Artist Declares War on Peace Vandals

By Brian Myers

April showers couldn’t keep artist Laurie Carlock inside while one of her community murals stayed vandalized.

Earlier this week Carlock pulled painting supplies out of her car’s trunk, wiped the raindrops off the gunite wall on the northeast corner of Fairmount and Home avenues and started covering the vandal tags with her own paint.

It’s a process Carlock, a seasoned community muralist, knows well. She has many murals in City Heights: the driveway in Hollywood Park, walls near the entrance to Swan Canyon and multiple utility boxes surrounding the City Heights Urban Village.

And she has declared war with those who attempt to destroy her efforts and vandalize her neighborhood.

“It pisses me off every I see it,” Carlock said.

It’s an ongoing struggle for Carlock, who says once the tagging starts it attracts gang members and teenagers to add more tagging.

“I don’t like it in my neighborhood, I don’t like it for my neighbors, I don’t like it for myself, don’t like it for young children – we’re on war with it,” she said.

Carlock’s battles with vandals often occur at community cleanups and revitalization efforts, or on her own time when she has matching paint colors.

But Carlock is careful to make a distinction between graffiti and tagging.

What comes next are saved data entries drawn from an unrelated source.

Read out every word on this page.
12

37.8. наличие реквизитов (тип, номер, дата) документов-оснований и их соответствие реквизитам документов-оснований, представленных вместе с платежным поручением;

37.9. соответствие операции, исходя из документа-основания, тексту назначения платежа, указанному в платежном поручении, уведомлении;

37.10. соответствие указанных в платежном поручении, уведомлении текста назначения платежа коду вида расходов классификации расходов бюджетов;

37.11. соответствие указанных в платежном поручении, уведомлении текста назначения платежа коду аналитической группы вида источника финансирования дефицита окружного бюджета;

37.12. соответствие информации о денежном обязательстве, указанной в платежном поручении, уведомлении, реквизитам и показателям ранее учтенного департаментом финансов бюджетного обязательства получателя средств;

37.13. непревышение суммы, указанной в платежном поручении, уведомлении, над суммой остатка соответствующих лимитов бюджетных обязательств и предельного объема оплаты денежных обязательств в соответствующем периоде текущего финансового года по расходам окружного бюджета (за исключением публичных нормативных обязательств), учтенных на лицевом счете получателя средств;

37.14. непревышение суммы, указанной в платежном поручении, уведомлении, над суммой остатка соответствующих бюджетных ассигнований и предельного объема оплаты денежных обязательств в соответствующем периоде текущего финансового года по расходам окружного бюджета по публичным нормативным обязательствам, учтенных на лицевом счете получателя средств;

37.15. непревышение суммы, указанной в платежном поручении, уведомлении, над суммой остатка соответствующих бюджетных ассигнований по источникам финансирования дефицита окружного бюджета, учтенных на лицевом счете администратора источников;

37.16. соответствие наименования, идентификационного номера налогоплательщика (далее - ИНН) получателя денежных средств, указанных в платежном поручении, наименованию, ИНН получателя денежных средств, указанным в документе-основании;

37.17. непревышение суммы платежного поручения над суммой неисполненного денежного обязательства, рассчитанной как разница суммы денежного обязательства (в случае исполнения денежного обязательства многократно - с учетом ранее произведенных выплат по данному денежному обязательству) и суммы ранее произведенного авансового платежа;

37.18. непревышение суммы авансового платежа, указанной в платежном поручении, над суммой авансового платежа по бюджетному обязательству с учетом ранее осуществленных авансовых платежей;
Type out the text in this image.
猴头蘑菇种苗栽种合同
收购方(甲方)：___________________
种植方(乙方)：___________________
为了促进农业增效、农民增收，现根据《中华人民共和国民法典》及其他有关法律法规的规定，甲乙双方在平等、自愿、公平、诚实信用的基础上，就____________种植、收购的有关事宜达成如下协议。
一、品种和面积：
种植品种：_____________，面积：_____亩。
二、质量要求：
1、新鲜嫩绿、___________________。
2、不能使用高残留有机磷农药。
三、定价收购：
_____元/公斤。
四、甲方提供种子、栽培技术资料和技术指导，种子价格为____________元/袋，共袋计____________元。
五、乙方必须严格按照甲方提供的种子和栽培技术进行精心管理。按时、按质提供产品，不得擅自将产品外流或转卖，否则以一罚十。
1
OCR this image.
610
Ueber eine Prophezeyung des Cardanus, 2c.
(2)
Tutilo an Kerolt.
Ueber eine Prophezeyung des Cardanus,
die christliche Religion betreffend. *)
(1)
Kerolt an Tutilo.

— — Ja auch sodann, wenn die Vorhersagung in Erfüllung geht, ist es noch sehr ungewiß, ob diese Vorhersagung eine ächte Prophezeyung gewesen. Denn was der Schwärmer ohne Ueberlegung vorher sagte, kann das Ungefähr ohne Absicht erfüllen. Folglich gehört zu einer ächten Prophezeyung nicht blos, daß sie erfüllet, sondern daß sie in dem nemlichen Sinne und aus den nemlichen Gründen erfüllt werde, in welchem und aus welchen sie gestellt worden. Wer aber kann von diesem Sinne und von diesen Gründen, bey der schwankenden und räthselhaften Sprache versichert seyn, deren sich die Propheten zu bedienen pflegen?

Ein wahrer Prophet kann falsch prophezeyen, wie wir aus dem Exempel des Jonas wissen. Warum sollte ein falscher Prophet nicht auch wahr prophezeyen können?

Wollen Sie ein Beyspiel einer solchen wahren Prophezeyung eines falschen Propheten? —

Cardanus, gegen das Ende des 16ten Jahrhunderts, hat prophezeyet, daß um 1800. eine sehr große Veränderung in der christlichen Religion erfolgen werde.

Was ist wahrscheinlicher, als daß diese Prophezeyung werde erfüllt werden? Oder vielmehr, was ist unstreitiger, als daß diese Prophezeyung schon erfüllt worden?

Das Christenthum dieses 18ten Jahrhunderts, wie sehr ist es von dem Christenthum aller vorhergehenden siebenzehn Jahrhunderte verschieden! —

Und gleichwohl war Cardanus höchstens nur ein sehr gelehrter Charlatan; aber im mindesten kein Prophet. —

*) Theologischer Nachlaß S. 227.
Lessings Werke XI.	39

“Graffiti is beautiful,” Carlock said.

But it’s the tagging – the quick scribbles on walls and objects – that Carlock said is hurting the aesthetic of her neighborhood.

When she noticed the Peace Wall vandalized with a prominent red tag and quickly went to work removing it.

“The faster you get it off, the less you have,” Carlock said.

In its nearly 30 years the Peace Wall has become an icon of City Heights. It was created by a graffiti artist commissioned by community leaders to cover the wall that stabilizes erosion of the slope from crashing down to the sidewalk.

Time had its affect on the mural and it has been repainted at least four times. In the early 2000’s, Carlock was brought on to revive the mural. She kept the peace theme but gave it a new look and expanded the art all the way around the wall.

“Instead of it just being some ugly wall, it’s something more greeting to the people going by,” Carlock said. “I think it really makes a difference, it’s very uplifting to have things like that.”